The children are, in truth, to be regarded less as personal property than as public trusts put into the hands of parents that they may make the very most of them for the good of society.
This quote rankles me. In a world where so many entities clamor for a piece of our child’s soul — factories, companies, clubs, sports, schools, churches, advertisers — I do not wish to regard our children as belonging to anyone but themselves. Paul and I hide them from all of these hooks and grabs and picks that want to use our daughters for their own ends.
But Charlotte does not say that children are a public trust. They are not. She says parents should regard them as such. We are often shoddy with our own work and perfectionist when working for someone else. I’ll be punctual for a work meeting and slack on attending church on time. I’ll keep my work desk clean and allow my home to become messy. We are more professional when working for someone else, bottom-line. If we consider our parenting as a professional endeavor and the raising of our children as a product that will be evaluated, we may take our jobs seriously and do for our children better than if we considered them our own. Sad, but true.
I remember when I had Elsa, I actually wrote out a job description (in the form of a mission statement), and decided to “clock-in” hours. Too often, we stay-at-home mothers are tempted to do less by our children because so much of our society does the same thing. We have the sole direction of the children’s early, most impressible years, yet parents are encouraged to give these years over to strangers for the making of our children. Children inhale their environment and it becomes a part of them. The first five years of a child’s life may be the most important learning curve in their lives. Those years lay the foundation for all else.
Regarding our children as a gift to be given to the world may help our minds to battle against societal pressure to undervalue them. It will place children in their rightful place. They deserve a thinking love. We owe our children a careful training, a thoughtful upbringing, a loving, firm path.
Today’s model for child upbringing is a terrible cycle: ignore them until they demand attention in a negative way, be dismayed that they would act in such a way, feel guilty for ignoring them and placate their negativity with some sort of quasi-reward, and as soon as they are happy, ignore them once again.
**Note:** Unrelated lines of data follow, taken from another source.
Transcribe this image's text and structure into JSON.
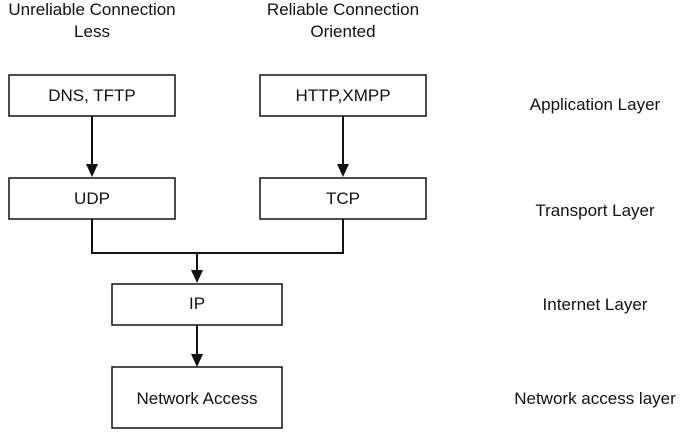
{
  "headings": {
    "unreliable": {
      "line1": "Unreliable Connection",
      "line2": "Less"
    },
    "reliable": {
      "line1": "Reliable Connection",
      "line2": "Oriented"
    }
  },
  "boxes": {
    "dns_tftp": "DNS, TFTP",
    "http_xmpp": "HTTP,XMPP",
    "udp": "UDP",
    "tcp": "TCP",
    "ip": "IP",
    "network_access": "Network Access"
  },
  "layers": {
    "application": "Application Layer",
    "transport": "Transport Layer",
    "internet": "Internet Layer",
    "network_access": "Network access layer"
  },
  "colors": {
    "stroke": "#111111",
    "background": "#ffffff"
  }
}
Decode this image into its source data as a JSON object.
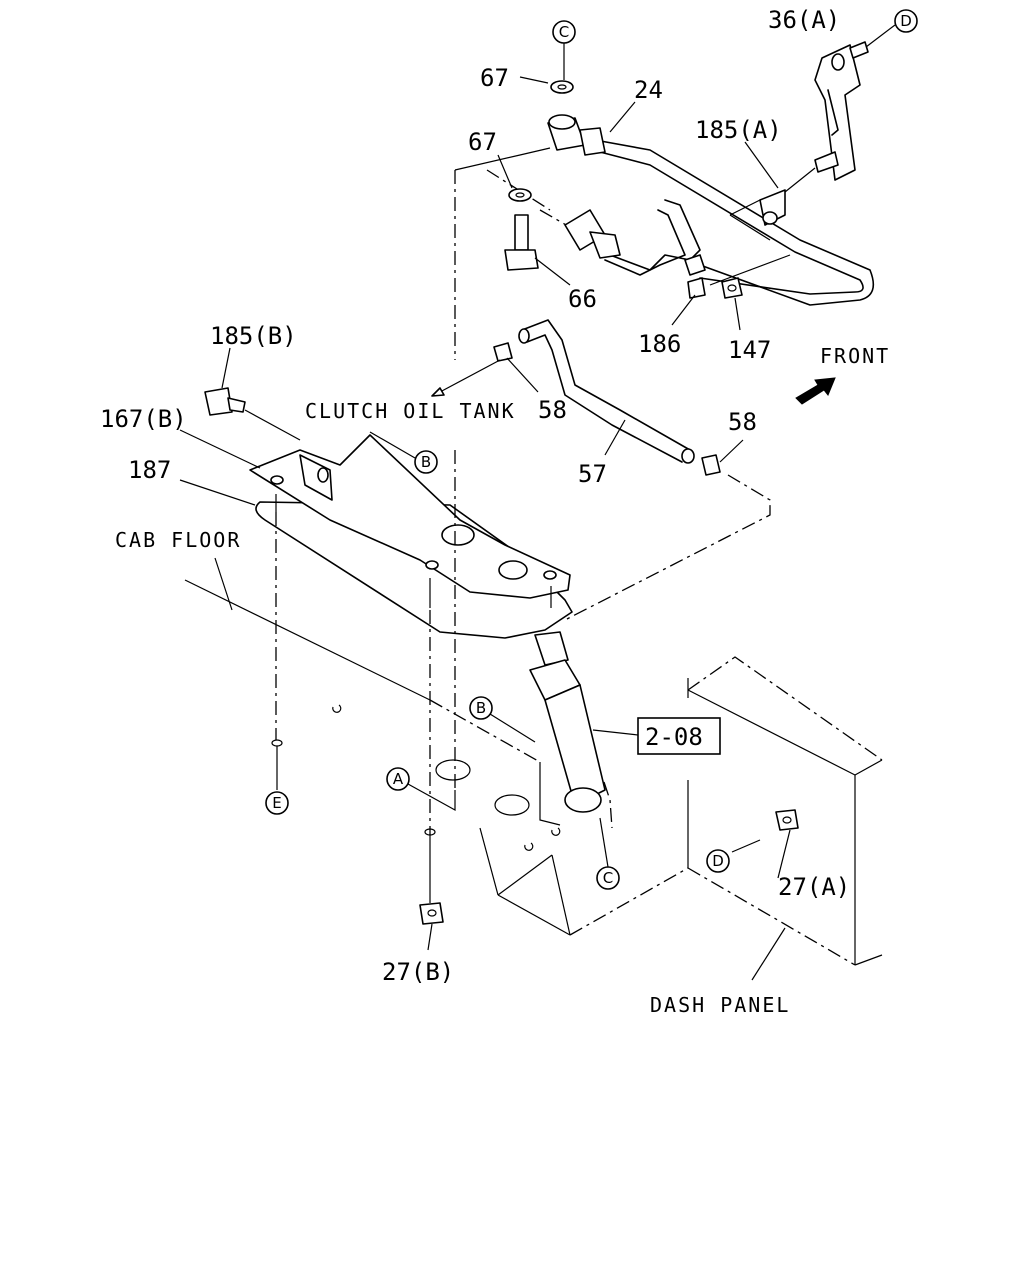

The mother is qualified and qualified by the Creator Himself, to become the principal agent in the development of her child; … and what is demanded of her is — a thinking love. … God has given to thy child all the faculties of our nature, but the grand point remains undecided — how shall this heart, this head, these hands, be employed? to whose service shall they be dedicated? A question the answer to which involves a futurity of happiness or misery to a life so dear to thee. Maternal love is the first agent in education. Pestalozzi
We owe our children and the world a thinking love. They need our attention, our focus, and all of our experience to guide them. We do not realize that every happy hour, every peaceful meal, every restful nap, is actually the very education our world needs so badly. We underestimate the gifts we bestow in a well-managed, loving home. We undervalue the brain growth that occurs from hugs, kisses, interaction at meals, good food, cleanliness, order, daily and weekly routines. We hinder our children from obtaining an education when we ignore them and leave them to themselves too much. They require a thinking love.